Masih masa transisi, produksi Freeport Indonesia masih terpangkas 50% di tahun ini



KONTAN.CO.ID - JAKARTA. PT Freeport Indonesia (PTFI) masih dalam proses transisi penambangan dari tambang terbuka ke tambang bawah tanah. Alhasil, PTFI masih belum bisa melakukan produksi bijih dan konsentrat tembaga secara optimal.

Direktur Utama PTFI Tony Wenas mengatakan, proses transisi tersebut membuat tingkat produksi bijih tembaga menurun. Menurut Tony, penurunan drastis terjadi selama dua tahun ini. Ia bilang, pada tahun 2019-2020, terjadi penurunan sekitar 50% dari kapasitas produksi normal PTFI yang ada di angka 300.000 ton bijih per hari.

Baca Juga: Bangun smelter, Freeport siap tarik pinjaman US$ 2,8 miliar dari sembilan bank


Tony mengatakan, produksi bijih baru akan naik pada tahun 2021 ke tingkat 75%-80% dari kapasitas produksi. Sedangkan produksi akan kembali stabil ke posisi 210.000 ton bijih per hari mulai tahun 2022.

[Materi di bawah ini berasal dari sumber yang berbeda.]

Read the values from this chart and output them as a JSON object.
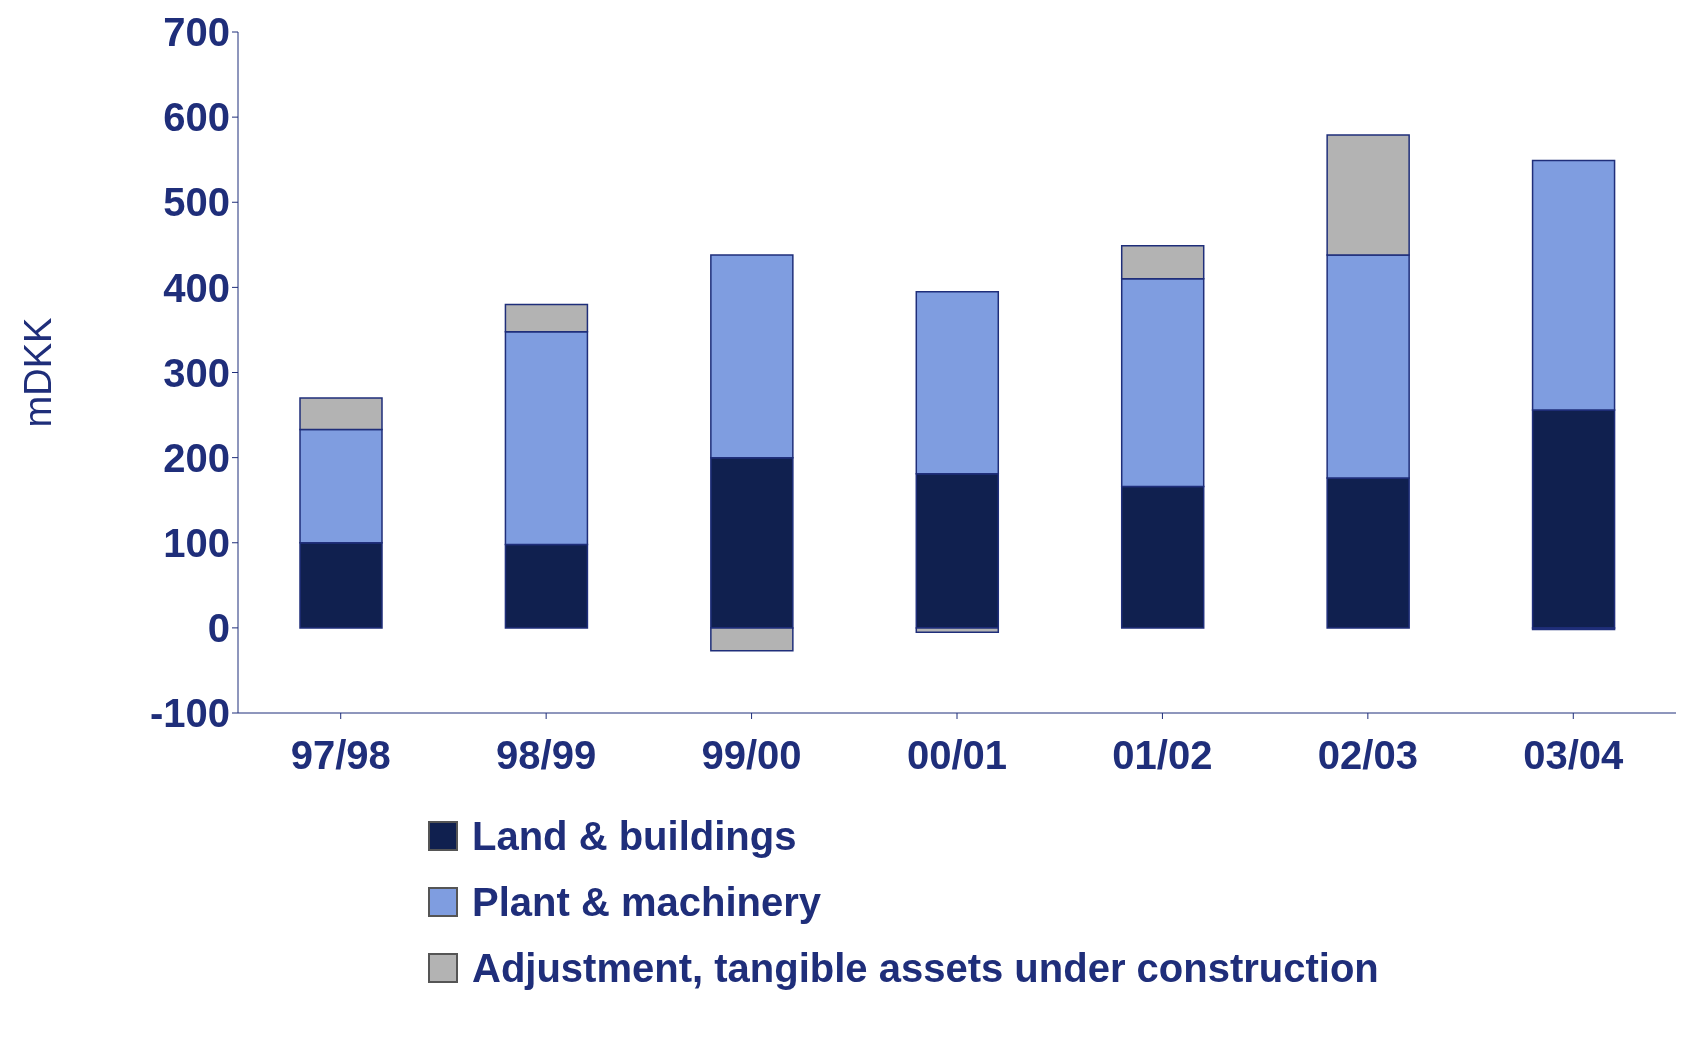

"2020 Grasberg open pit sudah selesai 2022 akan kembali normal, sekitar 210.000 ton bijih per hari, dan akan terus berlanjut sampai 2041," terang Tony dalam Rapat Dengar Pendapat Umum (RDPU) bersama Komisi VII DPR RI, Rabu (19/2).

Tony menjelaskan, produksi PTFI di mulai pada tahun 1973. Saat itu, PTFI hanya mampu memproduksi 4.000 ton bijih per hari. Setelah Kontrak Karya (KK) kedua pada tahun 1991, ditemukan tambang Grasberg. Produksi pun meningkat sampai tahun 2018 dengan tingkat produksi sekitar 178.000 ton bijih.

"Di tahun 2009 mencapai peak sekitar 240.000 ton bijih per hari, dari kapasitas 300.000 ton bijih," terang Tony.

Baca Juga: Tahun ini Kementerian ESDM incar pembangunan jargas 266.070 sambungan rumah (SR)

Dari periode 1973 hingga 2018, Tony mengatakan bahwa PTFI telah mengucurkan investasi tambang senilai US$ 15,8 miliar. "dan untuk tambang bawah tanah US$ 6 miliar-US$ 7 miliar yang sudah kita bangun mulai dari tahun 2004," sebutnya.